ZA VIRAL PATHOGENESIS

  1. Massive replication in the first six hours following bite.
  2. Formation of nanotubular network, six to forty-eight hours. Network is prominent in cerebellum, brain stem, heart, neuromuscular system, skin and sensory nerves.
  3. Viral toxic shock occur in twelve to forty-eight hours.
    1. Massive potassium release by the nanotubular network directly to the heart results in cardiac arrest.
    2. Nanotubules protect essential cerebellar and brainstem function during this period as the rest of the brain becomes hypoxic and dies. 
  4. Viral chemical defibrillation with epinephrine occurs in 5 to 15 minutes, which sometimes restarts the heart (this may or may not work).  If cardioversion does not occur (4 out of 5) an asystole zombie is reanimated in the next 5 hours as the nanotubular network takes over biologic functions.

 

TWO TYPES OF SCIENTIFICALLY PROVEN ZOMBIES

       1.      Beating heart zombies (aka white zombies)

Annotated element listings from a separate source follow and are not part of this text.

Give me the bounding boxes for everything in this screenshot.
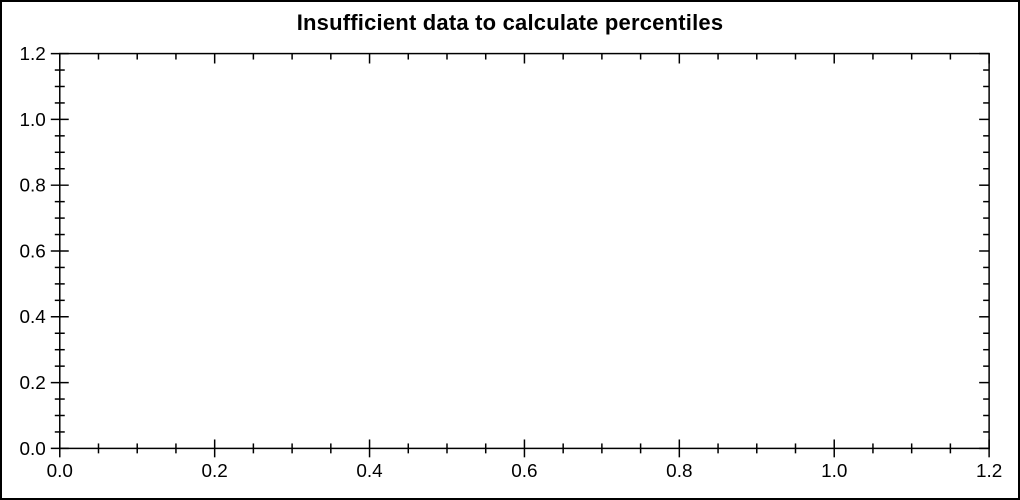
chart-title: Insufficient data to calculate percentil…: [296, 10, 724, 35]
x-tick-label: 0.6: [511, 461, 537, 482]
y-tick-label: 0.2: [20, 373, 46, 394]
plot-frame: [59, 52, 990, 450]
y-tick-label: 0.4: [20, 307, 46, 328]
x-tick-label: 0.0: [47, 461, 73, 482]
y-tick-label: 0.8: [20, 176, 46, 197]
x-tick-label: 1.2: [976, 461, 1002, 482]
x-tick-label: 0.2: [202, 461, 228, 482]
y-tick-label: 0.0: [20, 439, 46, 460]
y-tick-label: 1.2: [20, 44, 46, 65]
y-tick-label: 1.0: [20, 110, 46, 131]
x-tick-label: 0.4: [356, 461, 382, 482]
x-tick-label: 1.0: [821, 461, 847, 482]
y-tick-label: 0.6: [20, 241, 46, 262]
x-tick-label: 0.8: [666, 461, 692, 482]
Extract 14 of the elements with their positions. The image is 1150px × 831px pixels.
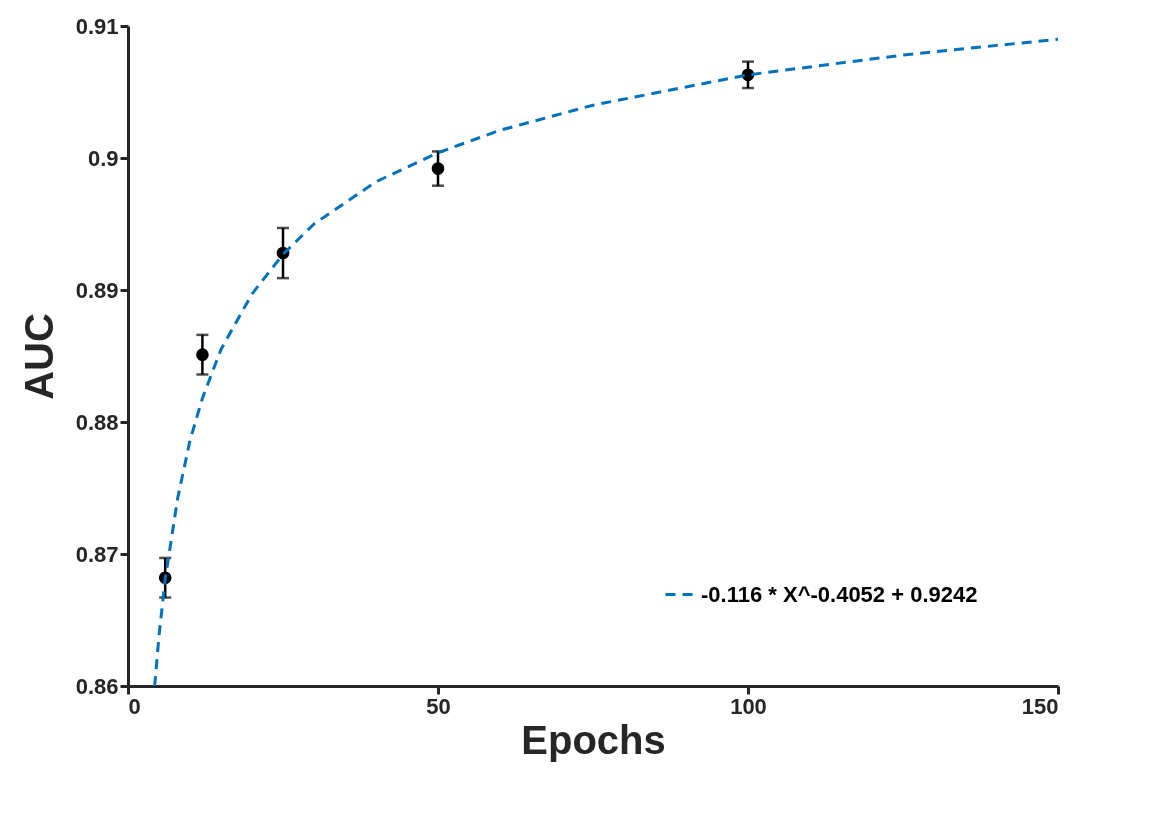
x-axis-title: Epochs [521,717,666,762]
y-tick-label: 0.88 [75,409,119,435]
x-tick-label: 50 [426,693,451,719]
line-series [153,37,1058,686]
legend-label: -0.116 * X^-0.4052 + 0.9242 [701,581,978,607]
y-axis-title: AUC [16,313,61,400]
x-tick-label: 100 [730,693,767,719]
x-tick-label: 0 [128,693,141,719]
y-tick-label: 0.9 [87,145,119,171]
y-tick-label: 0.87 [75,541,119,567]
y-tick-label: 0.86 [75,673,119,699]
x-tick-label: 150 [1021,693,1059,719]
y-tick-label: 0.89 [75,277,119,303]
y-tick-label: 0.91 [75,13,119,39]
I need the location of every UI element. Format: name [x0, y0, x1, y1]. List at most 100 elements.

  1. Has a heartbeat, but usually with an associated arrhythmia ("bradycardia" – HR less than 60 beats a minute)

zombie Ekg BEATING HEART ZOMBIE EKG


asystole.jpg
ASYSTOLE ZOMBIE EKG

normal sinus rythmn.jpgNORMAL EKG

  1. Brain EEG may range from normal to vegetative state.
  2. Moves faster than asystole zombies, but typically slower than thinkers.
  3. May have some initial cognitive function, which declines with time.
  4. Will bleed when injured.
  5. There is no decomposition, organs function as normal.
  6. Eats flesh, needs this for fuel.  Preference for brain tissue and intestines as these contain high quantities of serotonin.
  7. Approximately one out of five zombies will be beating heart zombies.

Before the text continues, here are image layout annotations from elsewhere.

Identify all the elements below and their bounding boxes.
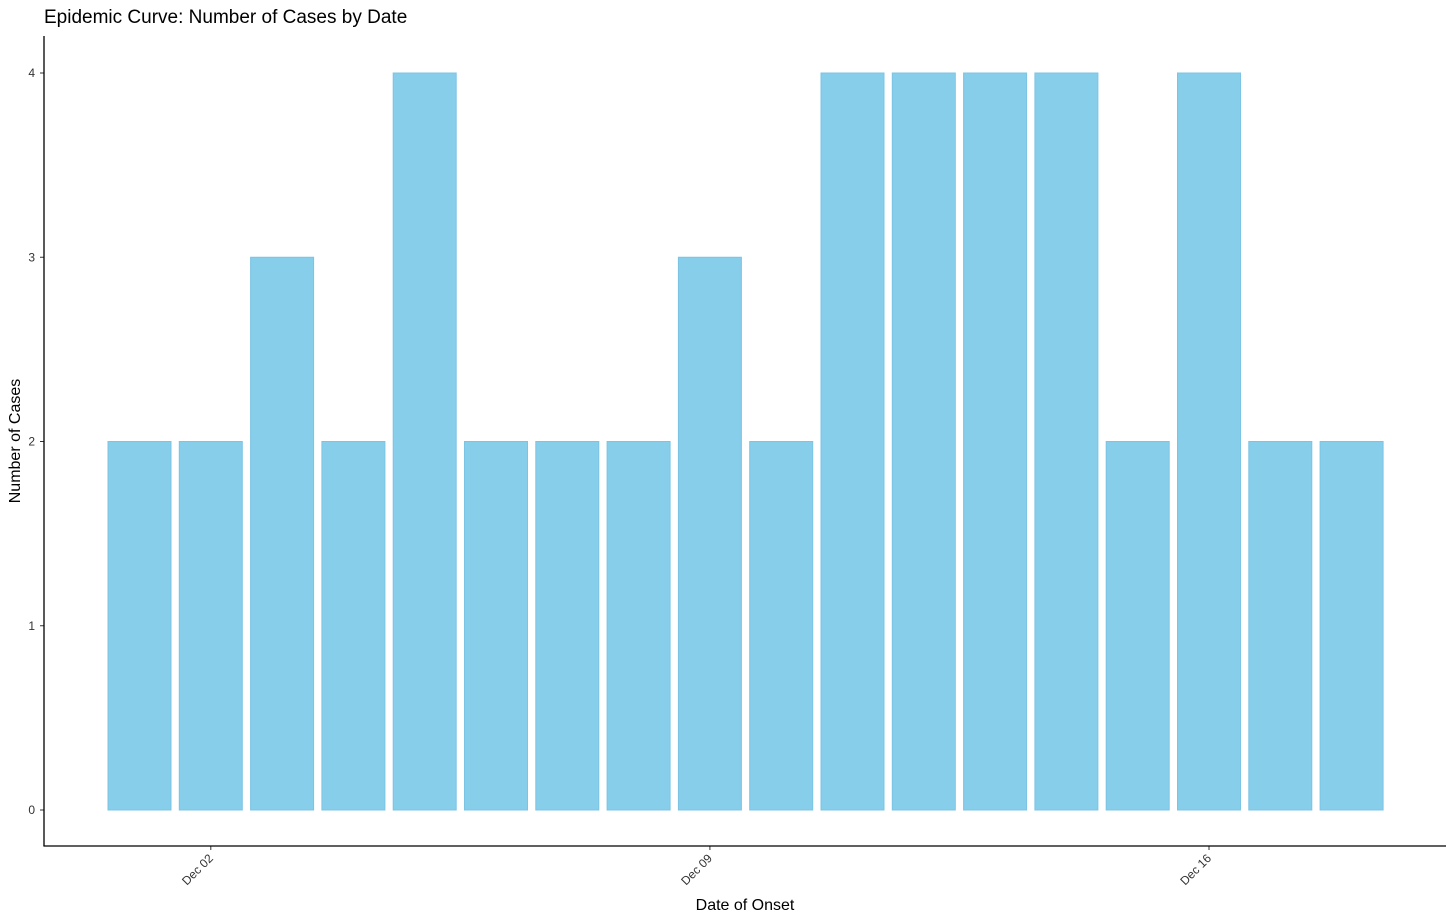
bar-2023-12-03 <box>250 256 315 811</box>
x-axis-label: Date of Onset <box>696 897 795 914</box>
bar-2023-12-06 <box>464 441 528 811</box>
chart-title: Epidemic Curve: Number of Cases by Date <box>44 7 407 28</box>
bar-2023-12-18 <box>1319 441 1384 811</box>
bars-group <box>107 72 1384 811</box>
y-tick-label-2: 2 <box>28 435 35 449</box>
bar-2023-12-10 <box>749 441 814 811</box>
y-tick-label-3: 3 <box>28 250 35 264</box>
bar-2023-12-15 <box>1105 441 1170 811</box>
bar-2023-12-12 <box>891 72 956 811</box>
y-tick-label-4: 4 <box>28 66 35 80</box>
bar-2023-12-05 <box>392 72 457 811</box>
bar-2023-12-16 <box>1177 72 1241 811</box>
x-tick-label-2023-12-09: Dec 09 <box>678 851 715 888</box>
y-axis-label: Number of Cases <box>7 379 24 504</box>
x-tick-label-2023-12-16: Dec 16 <box>1177 851 1214 888</box>
x-axis-ticks: Dec 02 Dec 09 Dec 16 <box>179 846 1214 888</box>
y-axis-ticks: 0 1 2 3 4 <box>28 66 44 817</box>
x-tick-label-2023-12-02: Dec 02 <box>179 851 216 888</box>
bar-2023-12-11 <box>820 72 885 811</box>
bar-2023-12-14 <box>1034 72 1099 811</box>
bar-2023-12-02 <box>178 441 243 811</box>
bar-2023-12-08 <box>606 441 671 811</box>
y-tick-label-1: 1 <box>28 619 35 633</box>
y-tick-label-0: 0 <box>28 803 35 817</box>
bar-2023-12-07 <box>535 441 600 811</box>
bar-2023-12-17 <box>1248 441 1313 811</box>
bar-2023-12-09 <box>677 256 742 811</box>
bar-2023-12-04 <box>321 441 386 811</box>
bar-2023-12-01 <box>107 441 172 811</box>
bar-2023-12-13 <box>963 72 1028 811</box>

      2.     Asystole zombies.

  1. The heart has stopped, cardiac asystole rhythm on EKG.
  2. Brain EEG  shows a deep vegetative state.
  3. Nanotubular network supplies nutrients, neuromuscular system, sensory system and skin remains intact, but other organ systems fail. Decomposition and parasitic infections are common.
  4. No healing from injury.
  5. No bleeding from injury.
  6. Moves slowly from about one half to one third normal speed.
  7. Foul smell.
  8. Bites only. Does not swallow flesh, but tries to take a scrab.
  9. Approximately four out of five zombies will be asystole zombies.